Last month, The New York Times published a lengthy expose on the pressure-cooker for white-collar workers at Amazon.com, illustrating that the concern about treatment of employees isn’t limited to blue-collar workers.

And last week, the National Labor Relations Board (NLRB) expanded the standards for “joint employers,” raising the possibility that technology companies relying on contract labor could be held liable for labor practices of their subcontractors and forced to the bargaining table with unions seeking to organize subcontractors.

It was clear from the first bargaining talks between Lionbridge and the Temporary Workers of America that the two sides started far apart, Boucher said. The union asked for a raise, paid vacation, holidays, parental leave and other benefits. Lionbridge’s lawyers rejected the proposal, he says, offering no added benefits.

After Microsoft mandated this year that its contractors start offering 15 days of paid time off, Lionbridge’s lawyers included that in their proposal, Boucher said.
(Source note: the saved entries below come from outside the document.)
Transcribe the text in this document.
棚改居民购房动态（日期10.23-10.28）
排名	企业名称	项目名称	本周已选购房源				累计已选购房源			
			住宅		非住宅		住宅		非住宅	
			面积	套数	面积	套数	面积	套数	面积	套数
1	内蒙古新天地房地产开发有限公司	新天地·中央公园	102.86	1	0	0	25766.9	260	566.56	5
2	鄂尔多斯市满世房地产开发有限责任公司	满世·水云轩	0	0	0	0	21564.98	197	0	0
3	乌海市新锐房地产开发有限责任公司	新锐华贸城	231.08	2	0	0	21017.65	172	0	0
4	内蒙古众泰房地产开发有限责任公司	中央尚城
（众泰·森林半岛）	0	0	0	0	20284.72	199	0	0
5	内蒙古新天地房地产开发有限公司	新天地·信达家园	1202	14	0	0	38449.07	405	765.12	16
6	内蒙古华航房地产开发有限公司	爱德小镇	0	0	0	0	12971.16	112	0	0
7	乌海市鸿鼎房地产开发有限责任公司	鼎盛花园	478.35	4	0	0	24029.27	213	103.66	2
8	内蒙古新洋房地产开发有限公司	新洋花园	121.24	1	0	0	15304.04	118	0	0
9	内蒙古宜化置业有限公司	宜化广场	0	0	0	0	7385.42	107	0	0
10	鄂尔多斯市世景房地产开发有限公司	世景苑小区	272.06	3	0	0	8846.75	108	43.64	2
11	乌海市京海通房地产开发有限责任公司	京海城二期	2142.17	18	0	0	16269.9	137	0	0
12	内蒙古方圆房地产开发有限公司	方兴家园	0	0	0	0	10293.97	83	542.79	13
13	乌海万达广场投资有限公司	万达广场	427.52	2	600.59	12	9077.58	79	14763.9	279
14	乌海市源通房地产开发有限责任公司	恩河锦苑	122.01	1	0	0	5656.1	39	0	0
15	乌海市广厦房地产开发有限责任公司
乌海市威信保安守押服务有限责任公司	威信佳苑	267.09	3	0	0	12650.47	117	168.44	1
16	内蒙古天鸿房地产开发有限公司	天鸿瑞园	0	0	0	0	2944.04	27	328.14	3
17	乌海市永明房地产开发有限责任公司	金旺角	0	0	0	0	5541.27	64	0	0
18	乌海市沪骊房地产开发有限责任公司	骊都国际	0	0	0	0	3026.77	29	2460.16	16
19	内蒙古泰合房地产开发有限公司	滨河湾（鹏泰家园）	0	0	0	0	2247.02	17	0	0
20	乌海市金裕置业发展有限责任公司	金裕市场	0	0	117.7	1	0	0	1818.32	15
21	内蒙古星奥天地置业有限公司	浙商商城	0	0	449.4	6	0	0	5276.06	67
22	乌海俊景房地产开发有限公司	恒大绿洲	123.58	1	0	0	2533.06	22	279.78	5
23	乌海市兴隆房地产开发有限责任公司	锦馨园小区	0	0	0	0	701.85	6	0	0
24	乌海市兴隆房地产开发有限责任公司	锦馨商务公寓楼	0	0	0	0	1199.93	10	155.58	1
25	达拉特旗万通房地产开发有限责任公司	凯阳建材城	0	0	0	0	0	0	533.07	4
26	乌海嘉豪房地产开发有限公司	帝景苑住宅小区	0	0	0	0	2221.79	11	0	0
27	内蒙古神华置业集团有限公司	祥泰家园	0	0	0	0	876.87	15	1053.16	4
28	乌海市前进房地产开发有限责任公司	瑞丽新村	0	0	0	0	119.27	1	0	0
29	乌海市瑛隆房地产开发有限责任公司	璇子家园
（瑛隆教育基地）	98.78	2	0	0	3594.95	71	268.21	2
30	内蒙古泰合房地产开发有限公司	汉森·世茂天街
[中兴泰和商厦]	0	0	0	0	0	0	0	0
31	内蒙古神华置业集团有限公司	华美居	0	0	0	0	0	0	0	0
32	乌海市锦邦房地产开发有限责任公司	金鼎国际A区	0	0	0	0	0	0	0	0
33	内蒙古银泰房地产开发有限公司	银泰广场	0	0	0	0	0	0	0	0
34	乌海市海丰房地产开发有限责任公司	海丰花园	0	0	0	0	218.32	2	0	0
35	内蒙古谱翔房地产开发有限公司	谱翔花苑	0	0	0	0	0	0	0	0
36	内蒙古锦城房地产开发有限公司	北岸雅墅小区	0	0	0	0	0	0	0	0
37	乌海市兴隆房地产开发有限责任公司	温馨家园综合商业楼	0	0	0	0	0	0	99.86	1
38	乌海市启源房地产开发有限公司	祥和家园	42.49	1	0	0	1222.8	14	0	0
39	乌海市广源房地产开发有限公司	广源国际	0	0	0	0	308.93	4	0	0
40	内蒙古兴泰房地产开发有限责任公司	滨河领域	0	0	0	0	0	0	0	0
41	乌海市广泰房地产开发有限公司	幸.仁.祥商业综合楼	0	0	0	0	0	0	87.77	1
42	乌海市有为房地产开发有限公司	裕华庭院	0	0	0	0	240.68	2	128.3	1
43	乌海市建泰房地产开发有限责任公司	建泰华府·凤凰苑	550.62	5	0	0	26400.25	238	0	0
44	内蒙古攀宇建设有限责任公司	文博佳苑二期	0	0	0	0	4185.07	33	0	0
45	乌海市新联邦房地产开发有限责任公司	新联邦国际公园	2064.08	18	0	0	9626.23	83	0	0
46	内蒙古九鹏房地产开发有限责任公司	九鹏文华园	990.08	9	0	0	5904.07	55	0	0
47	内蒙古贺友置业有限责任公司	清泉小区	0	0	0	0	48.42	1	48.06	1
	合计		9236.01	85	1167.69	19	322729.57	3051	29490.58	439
Ultimately, he said, he realized the addition of paid time off was the best the union would be able to achieve.

At the most recent bargaining talks, “We agreed to all their terms,” he said. “We knew we would not get anything else.” The union, Boucher said, is waiting on Lionbridge to draw up the contract so it can be put to a vote of members.

Tim O’Connell, a Seattle attorney representing Lionbridge, said there are still some issues the union and company have agreed upon in principle but haven’t finalized.

“It is fair to say there has been agreement to much of it,” O’Connell said. Still, “we have some provisions that haven’t been written up yet.”

The arrival of the anniversary of the unionization vote is a potentially ominous one for the Temporary Workers of America. Under labor law, voting to charter a union starts the clock on one year of protection from further employee votes on the status of the union. After that, employees can vote to dissolve the union.

Still, Boucher’s campaign is already having an impact beyond his small group of translation workers.

Employees at Microsoft’s procurement office, the group that buys contract labor for everything from food service to software coding, have spent the past few months renegotiating contracts to bring suppliers in line with the company’s new paid-time-off mandate.

A significant number of contracts already have been renegotiated, a Microsoft spokesman said, and the company is on track to complete the process by its self-imposed March deadline.

Lionbridge, for its part, said earlier this year that it planned to be an early adopter of the policy. That’s been hindered, O’Connell says, by the bargaining talks with the union.

A collective-bargaining vote like the one last year at Lionbridge essentially freezes workers’ contract terms unless the employer and union agree to changes.

Boucher said the union would have signed off on an immediate paid-time-off inclusion.

O’Connell, though, says it was the company’s preference to wrap up talks on the contract as a whole, rather than offer the paid time off in a separate action. “It’s theoretically possible to give away things early on as part of the bargaining process,” he said. “But that’s not good bargaining.”